Across the sector, installers report more difficulty finding customers. Subsidies have dwindled or been eliminated in some states, and many of the easiest consumers to sell to – environmentally conscious homeowners with disposable income – have already purchased rooftop systems.

“The trendsetters are kind of gone,” Tammy Goad, vice president of corporate development for California-based Valley Energy said at a solar industry conference in San Diego on Tuesday.

Stiff competition in the industry has pushed some companies out of the market, or forced them to scale back. One of the nation’s biggest rooftop solar companies, Sungevity, filed for bankruptcy earlier this year.
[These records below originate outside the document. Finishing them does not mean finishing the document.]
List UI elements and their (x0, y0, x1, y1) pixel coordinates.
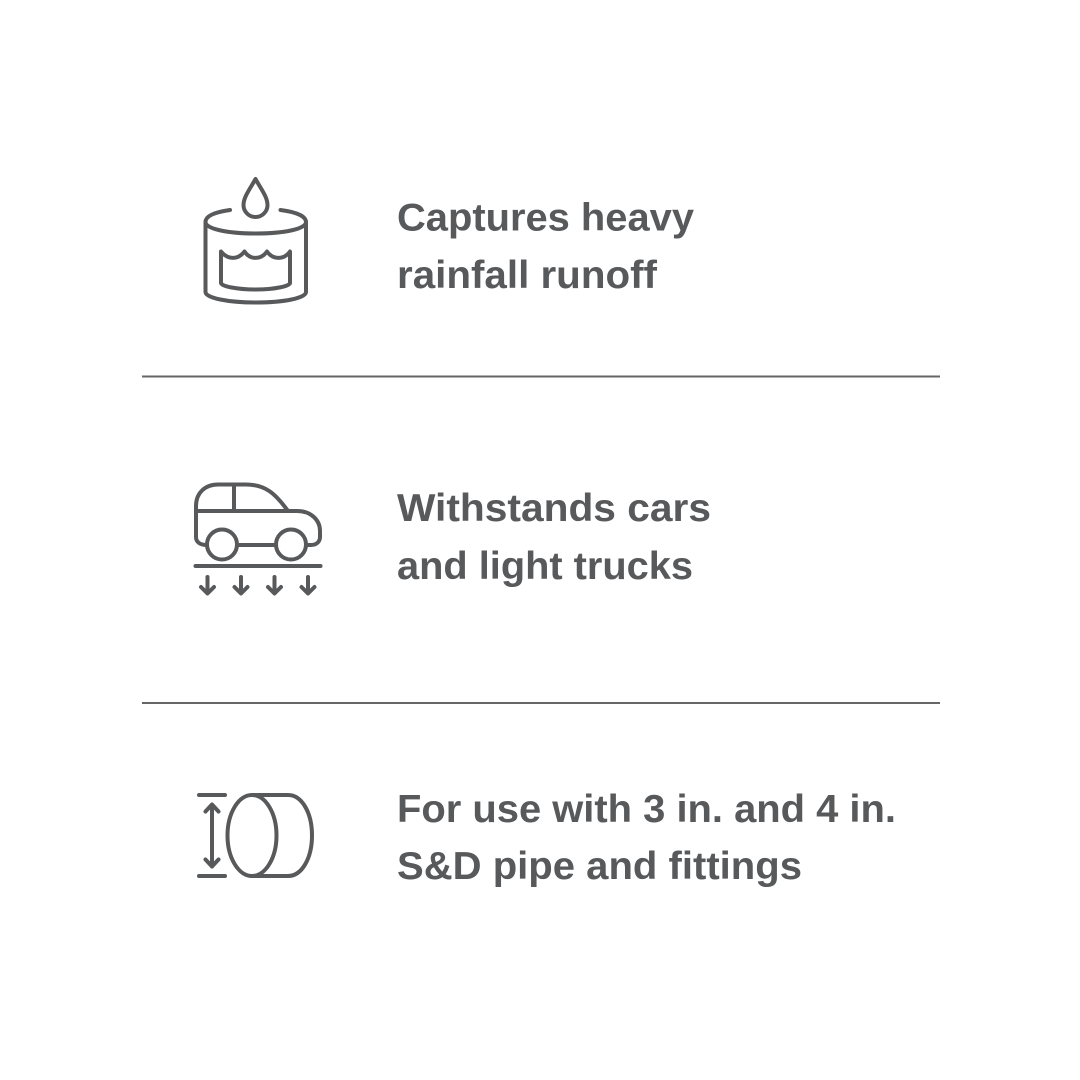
feature text: for use with 3 in. and 4 in. S&D pipe and fittings: S&D pipe and fittings (397, 845, 802, 888)
feature text: captures heavy rainfall runoff: Captures heavy (397, 196, 694, 240)
icon: water drop falling into cylinder (206, 179, 306, 302)
feature text: for use with 3 in. and 4 in. S&D pipe and fittings (397, 788, 896, 888)
feature text: withstands cars and light trucks: Withstands cars (397, 487, 711, 530)
feature text: for use with 3 in. and 4 in. S&D pipe and fittings: For use with 3 in. and 4 in. (397, 788, 896, 831)
feature text: withstands cars and light trucks: and light trucks (397, 545, 693, 588)
icon: car on ground with downward load arrows (196, 484, 320, 594)
feature text: withstands cars and light trucks (397, 487, 711, 588)
icon: pipe with diameter arrow (199, 795, 312, 876)
feature text: captures heavy rainfall runoff (397, 196, 694, 297)
feature text: captures heavy rainfall runoff: rainfall runoff (397, 254, 658, 297)
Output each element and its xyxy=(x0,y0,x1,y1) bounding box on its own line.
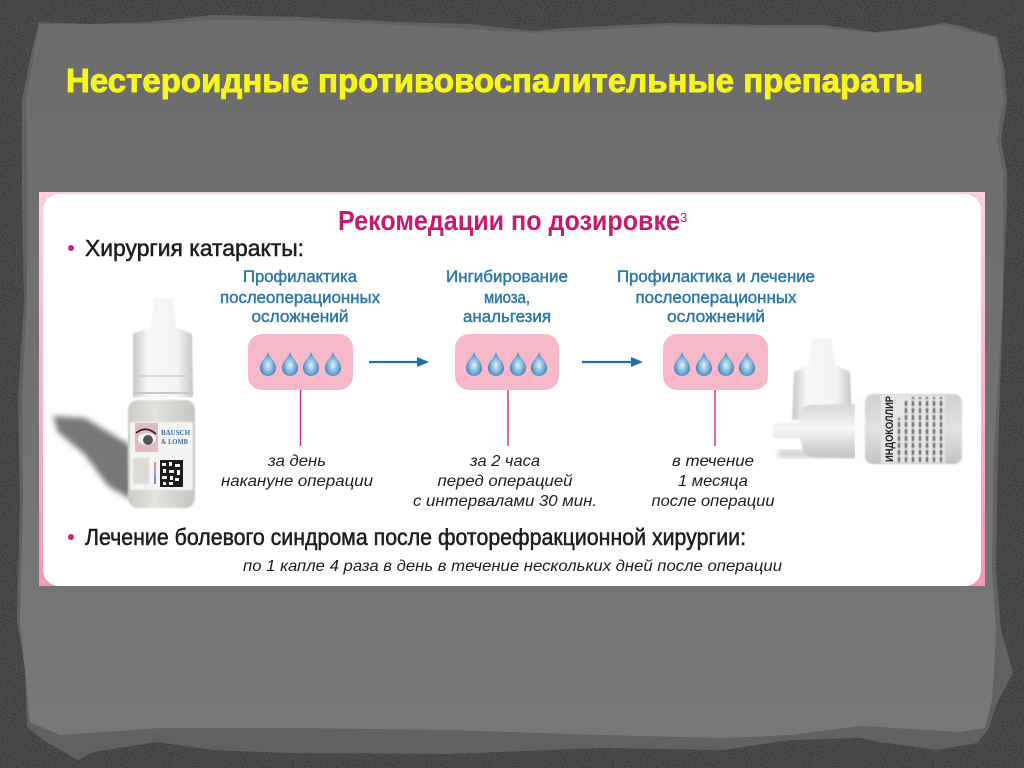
icon: lying bottle with cap: ИНДОКОЛЛИР xyxy=(884,396,896,462)
icon: upright bottle with shadow: BAUSCH xyxy=(161,428,190,437)
timing text 2: перед операцией xyxy=(438,473,573,490)
drops box 1 xyxy=(248,334,353,390)
timing text 1: за день xyxy=(267,453,326,470)
column 3 heading: осложнений xyxy=(667,307,765,326)
heading: Рекомедации по дозировке xyxy=(338,205,680,236)
column 1 heading xyxy=(220,267,380,326)
bullet: cataract surgery: Хирургия катаракты: xyxy=(85,235,304,261)
connector lines xyxy=(300,390,715,446)
arrow 2 xyxy=(582,357,643,367)
timing text 1 xyxy=(221,453,373,490)
column 1 heading: осложнений xyxy=(252,307,348,326)
icon: lying bottle with cap xyxy=(772,338,962,464)
column 3 heading xyxy=(617,267,815,326)
timing text 3 xyxy=(652,453,775,510)
column 1 heading: Профилактика xyxy=(243,267,358,286)
drops box 2 xyxy=(455,334,559,390)
column 2 heading: Ингибирование xyxy=(446,267,568,286)
icon: upright bottle with shadow: & LOMB xyxy=(161,437,188,446)
timing text 2: с интервалами 30 мин. xyxy=(413,493,597,510)
timing text 2 xyxy=(413,453,597,510)
column 2 heading: анальгезия xyxy=(463,307,551,326)
title: Нестероидные противовоспалительные препараты xyxy=(66,62,923,99)
column 2 heading xyxy=(446,267,568,326)
bottom dosing note: по 1 капле 4 раза в день в течение нескольких дней после операции xyxy=(243,558,782,575)
timing text 3: после операции xyxy=(652,493,775,510)
timing text 1: накануне операции xyxy=(221,473,373,490)
timing text 2: за 2 часа xyxy=(469,453,540,470)
arrow 1 xyxy=(369,357,429,367)
column 1 heading: послеоперационных xyxy=(220,288,380,307)
column 2 heading: миоза, xyxy=(484,288,530,307)
panel: dosing recommendations xyxy=(39,192,985,586)
bullet: pain after photorefractive surgery: Лечение болевого синдрома после фоторефракционной хирургии: xyxy=(85,524,746,550)
heading: 3 xyxy=(680,210,687,225)
column 3 heading: Профилактика и лечение xyxy=(617,267,815,286)
drops box 3 xyxy=(663,334,768,390)
timing text 3: в течение xyxy=(672,453,754,470)
timing text 3: 1 месяца xyxy=(678,473,748,490)
column 3 heading: послеоперационных xyxy=(636,288,797,307)
icon: upright bottle with shadow xyxy=(53,298,195,508)
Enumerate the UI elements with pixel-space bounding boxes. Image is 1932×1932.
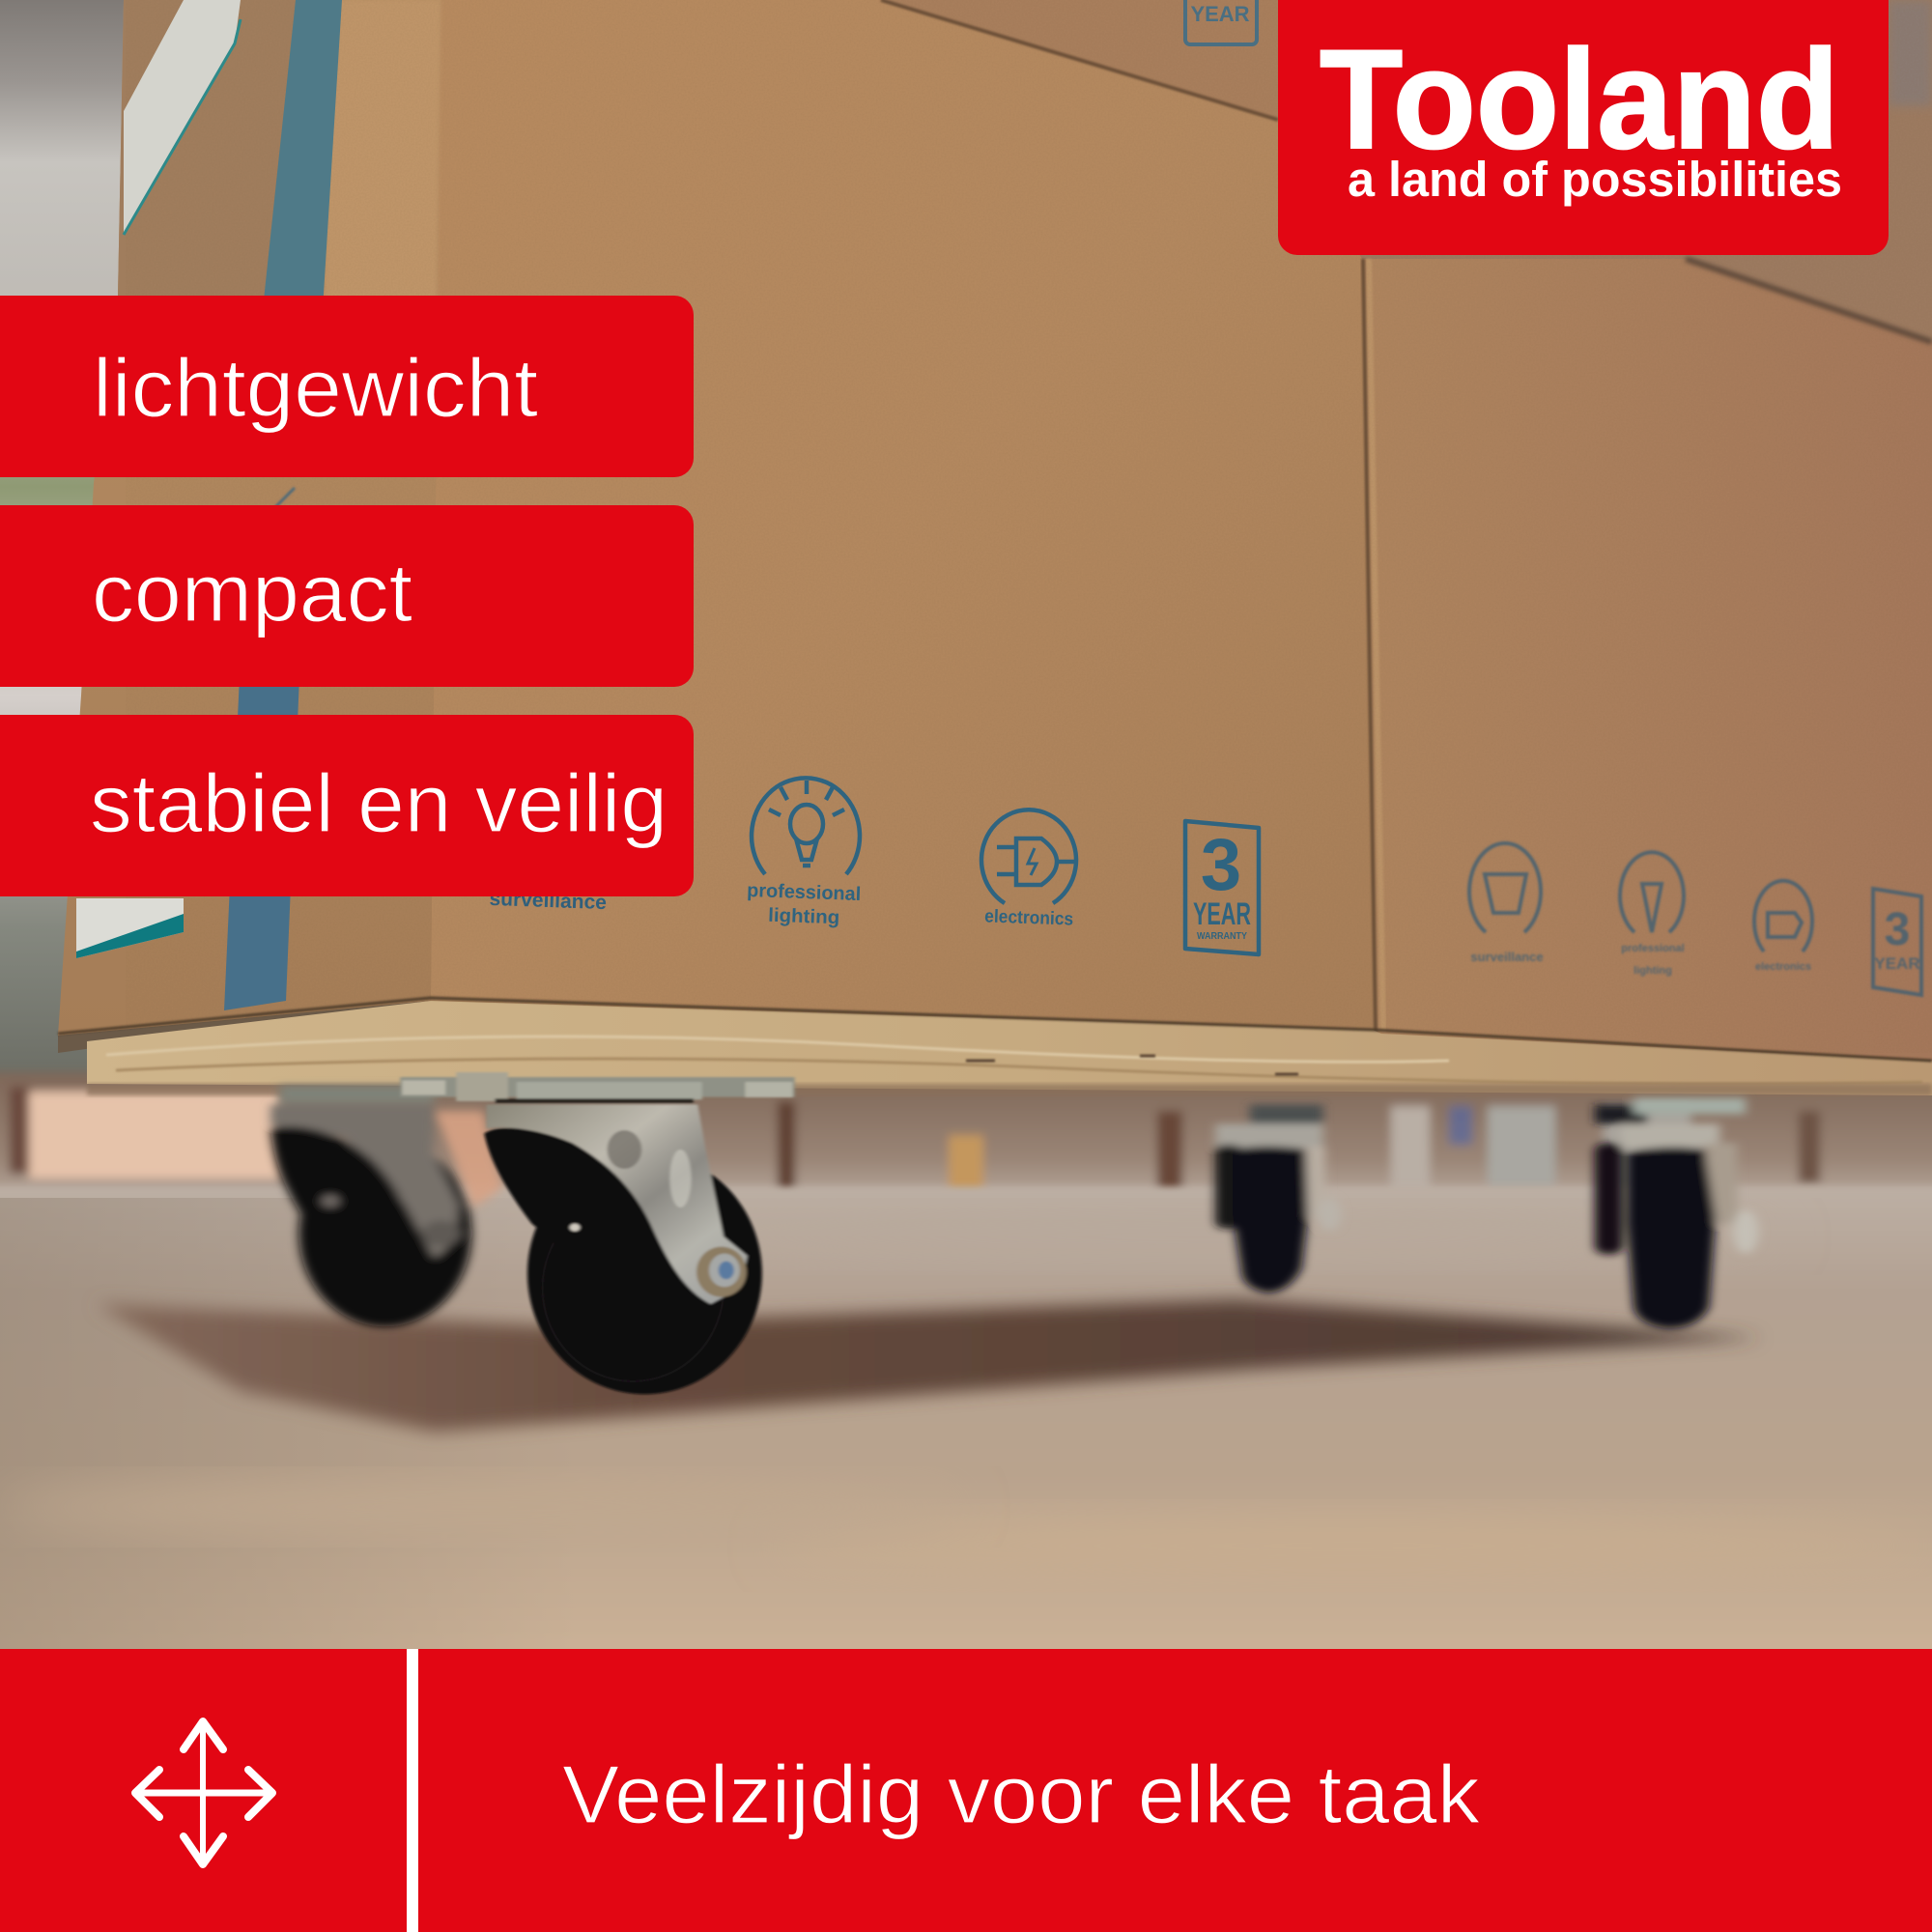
teal strap on box, lower part	[224, 676, 299, 1010]
bottom banner	[0, 1649, 1932, 1932]
rear right caster wheels	[1215, 1098, 1758, 1328]
white shipping label, top	[124, 0, 241, 235]
plywood dolly board	[58, 998, 1932, 1095]
photo background: wall at left	[0, 0, 124, 1077]
top right box	[1352, 0, 1932, 348]
label teal edge	[76, 914, 184, 958]
box icon: 3 year warranty: YEAR	[1193, 896, 1251, 931]
cropped warranty icon at top of the image	[1185, 0, 1257, 44]
box icon: 3 year warranty: 3	[1201, 824, 1241, 906]
banner divider	[407, 1649, 418, 1932]
box icon: 3 year warranty: WARRANTY	[1197, 931, 1247, 942]
white shipping label, bottom	[76, 898, 184, 958]
front left caster wheel	[400, 1072, 795, 1394]
feature chip: lichtgewicht: lichtgewicht	[93, 343, 538, 435]
cardboard grain	[126, 0, 1932, 1053]
feature chip: compact	[0, 505, 694, 687]
box icon: professional lighting: professional	[747, 880, 862, 905]
box icon: professional lighting	[747, 778, 862, 928]
box icon: electronics	[981, 810, 1076, 930]
glow between the left casters	[435, 1111, 502, 1208]
box print: surveillance caption: surveillance	[489, 888, 607, 914]
logo wordmark: Tooland	[1320, 20, 1839, 178]
rear left caster wheel	[270, 1085, 471, 1326]
main box: left face	[58, 0, 440, 1036]
feature chip: lichtgewicht	[0, 296, 694, 477]
blurred box icons on the right box	[1469, 843, 1921, 995]
logo tagline: a land of possibilities	[1348, 152, 1842, 207]
right cardboard box	[1890, 336, 1932, 1059]
small mark on box	[275, 488, 295, 507]
photo background: blurred warehouse behind the wheels	[0, 1072, 1932, 1190]
seam of the top right box	[1686, 259, 1932, 342]
feature chip: stabiel en veilig: stabiel en veilig	[90, 758, 668, 850]
box icon: professional lighting: lighting	[768, 905, 840, 928]
blurred box icons on the right box: YEAR	[1874, 954, 1920, 973]
main box: top seam	[881, 0, 1278, 120]
box icon: electronics: electronics	[984, 906, 1074, 930]
logo panel	[1278, 0, 1889, 255]
banner text: Veelzijdig voor elke taak	[562, 1749, 1481, 1841]
teal strap on box, upper part	[263, 0, 342, 309]
icon: four-way arrows	[135, 1721, 272, 1864]
right wall corner	[1889, 0, 1932, 106]
floor shadow under the dolly	[97, 1299, 1763, 1432]
main box: front face	[431, 0, 1373, 1030]
cropped warranty icon at top of the image: YEAR	[1190, 2, 1250, 26]
blurred box icons on the right box: lighting	[1634, 965, 1672, 977]
photo background: wooden floor	[0, 1182, 1932, 1649]
blurred box icons on the right box: surveillance	[1470, 950, 1544, 964]
box icon: 3 year warranty	[1185, 821, 1259, 954]
blurred box icons on the right box: professional	[1621, 943, 1685, 954]
top box behind main box	[874, 0, 1352, 130]
label teal edge, top	[124, 19, 241, 235]
blurred box icons on the right box: electronics	[1755, 961, 1811, 973]
blurred box icons on the right box: 3	[1885, 904, 1910, 955]
feature chip: compact: compact	[92, 548, 412, 639]
feature chip: stabiel en veilig	[0, 715, 694, 896]
main box: corner flap	[324, 0, 440, 299]
box seam between main and right box	[1363, 259, 1383, 1032]
main box: darker left panel at top	[118, 0, 299, 296]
“Two years ago I thought I was a brilliant marketer. Today, I’m looking for answers,” said Kathi McCalligan, director of marketing for San Diego installer Baker Electric, at the conference. The gathering focused on customer acquisition and was put on by the Solar Energy Industries Association.

Rooftop solar, a novelty in many neighborhoods just a few years ago, has enjoyed dramatic growth in recent years, including a 66 percent rise in installations between 2014 and 2015, according to SEIA and research firm GTM Research.

That growth rate slipped to 19 percent last year, and the trend has worsened significantly in 2017. Not only did SolarCity post its worst quarterly solar deployments in nearly two years, residential interconnection requests at California’s three investor-owned utilities were down 35 percent in January and February, according to state data. California makes up about half the residential solar market.